(Reuters) – A string of missteps at a $10 billion Angolan liquefied natural gas venture has hurt Chevron Corp’s reputation as a top-notch operator of profitable energy projects around the world.
Chief Executive Officer John Watson vowed Chevron will learn from the stumbles, which include multiple electrical fires, pipeline leaks, and even a worker’s death after a rig collapsed last summer. The company plans to have the LNG project up and running by next year.
“Ultimately, we’re accountable for it,” Watson said in an interview with Reuters. “There have been some lessons learned on that (Angolan) project. But I don’t point fingers. This is our responsibility.”
The frank comments, unusual for a major corporate leader, come as Wall Street pressures major energy companies to maintain or boost production to keep profits flowing – a goal made increasingly harder by the rising costs of finding remote oil and natural gas reserves.

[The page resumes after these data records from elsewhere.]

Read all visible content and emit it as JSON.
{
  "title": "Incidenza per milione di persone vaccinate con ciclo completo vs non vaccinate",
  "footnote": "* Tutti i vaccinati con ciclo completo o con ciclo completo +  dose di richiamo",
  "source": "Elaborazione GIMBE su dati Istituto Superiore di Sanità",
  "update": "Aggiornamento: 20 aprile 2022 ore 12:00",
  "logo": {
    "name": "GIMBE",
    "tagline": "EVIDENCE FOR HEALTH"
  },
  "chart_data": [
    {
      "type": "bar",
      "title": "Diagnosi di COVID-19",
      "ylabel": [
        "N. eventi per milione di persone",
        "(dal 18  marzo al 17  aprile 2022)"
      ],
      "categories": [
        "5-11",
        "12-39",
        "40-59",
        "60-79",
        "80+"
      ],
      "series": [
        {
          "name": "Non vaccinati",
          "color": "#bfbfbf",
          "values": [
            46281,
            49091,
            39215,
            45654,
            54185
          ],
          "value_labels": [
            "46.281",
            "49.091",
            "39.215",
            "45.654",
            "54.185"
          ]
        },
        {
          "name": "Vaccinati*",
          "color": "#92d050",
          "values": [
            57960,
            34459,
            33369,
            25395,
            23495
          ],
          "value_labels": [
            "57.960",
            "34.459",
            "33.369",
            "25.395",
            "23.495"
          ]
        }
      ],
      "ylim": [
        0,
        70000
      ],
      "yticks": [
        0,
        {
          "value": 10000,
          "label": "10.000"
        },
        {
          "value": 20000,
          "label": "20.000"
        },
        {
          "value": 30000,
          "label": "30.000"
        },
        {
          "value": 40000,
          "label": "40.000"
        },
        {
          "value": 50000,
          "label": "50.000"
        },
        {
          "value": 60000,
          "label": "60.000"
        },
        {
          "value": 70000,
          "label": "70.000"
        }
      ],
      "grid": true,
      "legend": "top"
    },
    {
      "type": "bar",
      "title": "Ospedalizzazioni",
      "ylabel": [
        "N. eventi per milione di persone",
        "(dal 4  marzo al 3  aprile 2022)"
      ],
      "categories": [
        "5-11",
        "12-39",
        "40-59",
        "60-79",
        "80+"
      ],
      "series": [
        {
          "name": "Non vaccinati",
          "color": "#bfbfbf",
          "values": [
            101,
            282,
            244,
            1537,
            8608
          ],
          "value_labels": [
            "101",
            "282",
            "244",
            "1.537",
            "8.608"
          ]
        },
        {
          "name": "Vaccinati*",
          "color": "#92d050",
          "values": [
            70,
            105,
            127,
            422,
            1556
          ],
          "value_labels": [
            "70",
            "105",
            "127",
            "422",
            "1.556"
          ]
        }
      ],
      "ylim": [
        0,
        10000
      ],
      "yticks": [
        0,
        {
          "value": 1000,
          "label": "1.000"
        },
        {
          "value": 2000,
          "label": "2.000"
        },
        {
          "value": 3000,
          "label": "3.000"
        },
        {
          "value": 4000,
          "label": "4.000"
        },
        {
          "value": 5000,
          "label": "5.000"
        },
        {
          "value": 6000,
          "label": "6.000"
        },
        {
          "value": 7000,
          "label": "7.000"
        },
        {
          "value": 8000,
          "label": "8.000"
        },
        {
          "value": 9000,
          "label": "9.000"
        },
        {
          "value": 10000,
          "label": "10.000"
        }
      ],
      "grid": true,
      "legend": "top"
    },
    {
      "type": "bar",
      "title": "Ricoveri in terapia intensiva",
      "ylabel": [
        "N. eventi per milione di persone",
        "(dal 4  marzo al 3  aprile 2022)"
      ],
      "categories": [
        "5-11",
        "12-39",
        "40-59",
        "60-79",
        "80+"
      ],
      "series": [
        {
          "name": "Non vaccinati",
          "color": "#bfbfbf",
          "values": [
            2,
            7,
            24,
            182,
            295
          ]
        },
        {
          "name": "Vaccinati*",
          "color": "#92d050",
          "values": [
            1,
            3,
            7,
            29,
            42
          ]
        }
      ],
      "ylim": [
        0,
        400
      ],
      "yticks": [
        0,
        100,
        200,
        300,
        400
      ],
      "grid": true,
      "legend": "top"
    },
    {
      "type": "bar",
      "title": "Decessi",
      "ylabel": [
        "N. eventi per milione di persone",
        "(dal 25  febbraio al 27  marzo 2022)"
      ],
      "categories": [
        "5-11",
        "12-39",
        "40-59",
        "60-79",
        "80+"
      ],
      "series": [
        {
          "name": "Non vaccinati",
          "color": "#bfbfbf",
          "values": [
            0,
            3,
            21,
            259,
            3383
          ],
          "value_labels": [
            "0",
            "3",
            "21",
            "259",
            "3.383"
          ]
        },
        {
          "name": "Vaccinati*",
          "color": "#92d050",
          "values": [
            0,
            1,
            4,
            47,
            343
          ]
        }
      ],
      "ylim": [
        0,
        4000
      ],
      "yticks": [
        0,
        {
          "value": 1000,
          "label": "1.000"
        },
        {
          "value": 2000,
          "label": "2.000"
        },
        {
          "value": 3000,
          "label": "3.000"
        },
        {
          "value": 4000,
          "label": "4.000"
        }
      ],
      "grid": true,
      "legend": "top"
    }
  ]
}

The Angolan trouble led Chevron to create an internal project management system to better track contractors and subcontractors on major projects, Watson said. Chevron is the largest stakeholder in the Angolan project, with partners that include Total SA, BP Plc, ENI SpA and Angola’s Sonangol.
“We’ve learned from the experiences at Angola LNG and other projects, working to make sure those same issues, or issues like them, don’t happen on the next generation of projects,” he said.
Watson’s comments on the Angola project should help assuage concern the delay could cause the company to miss its 2014 production goals, roughly 2.61 million barrels of oil equivalent per day.
“We’re still on track to reach that,” Watson said.
The Angolan mishaps will help Chevron as it moves forward on engineering and design for its Kitimat LNG project in British Columbia, Watson said, an indication Chevron is unlikely to pull the plug even after Apache Corp quit.
Chevron is also nearing completion on two massive LNG projects off the Australian coast to supply Asian markets.
Even as Chevron works on LNG projects, the rise of the North American shale industry has boosted global supplies of natural gas. Chevron is a major natural gas producer in Pennsylvania’s Marcellus region.
Yet the company is struggling to lock-in sales contracts for its Gorgon LNG plant in Australia, the world’s most-expensive LNG operation.
In Australia, seven LNG projects should be online by 2017, which, taken with the North American shale renaissance, have raised concerns about global oversupply.
Brushing aside any worry, Watson referenced Japan, which is fazing out nuclear power, and China, with a rapidly rising middle class, as major customers. Chevron has said global LNG demand will double from 2012 to 2025.
“We think the demand will be strong for LNG for many years to come,” Watson added. “Many countries that don’t have these resources will continue to be major sources of demand.”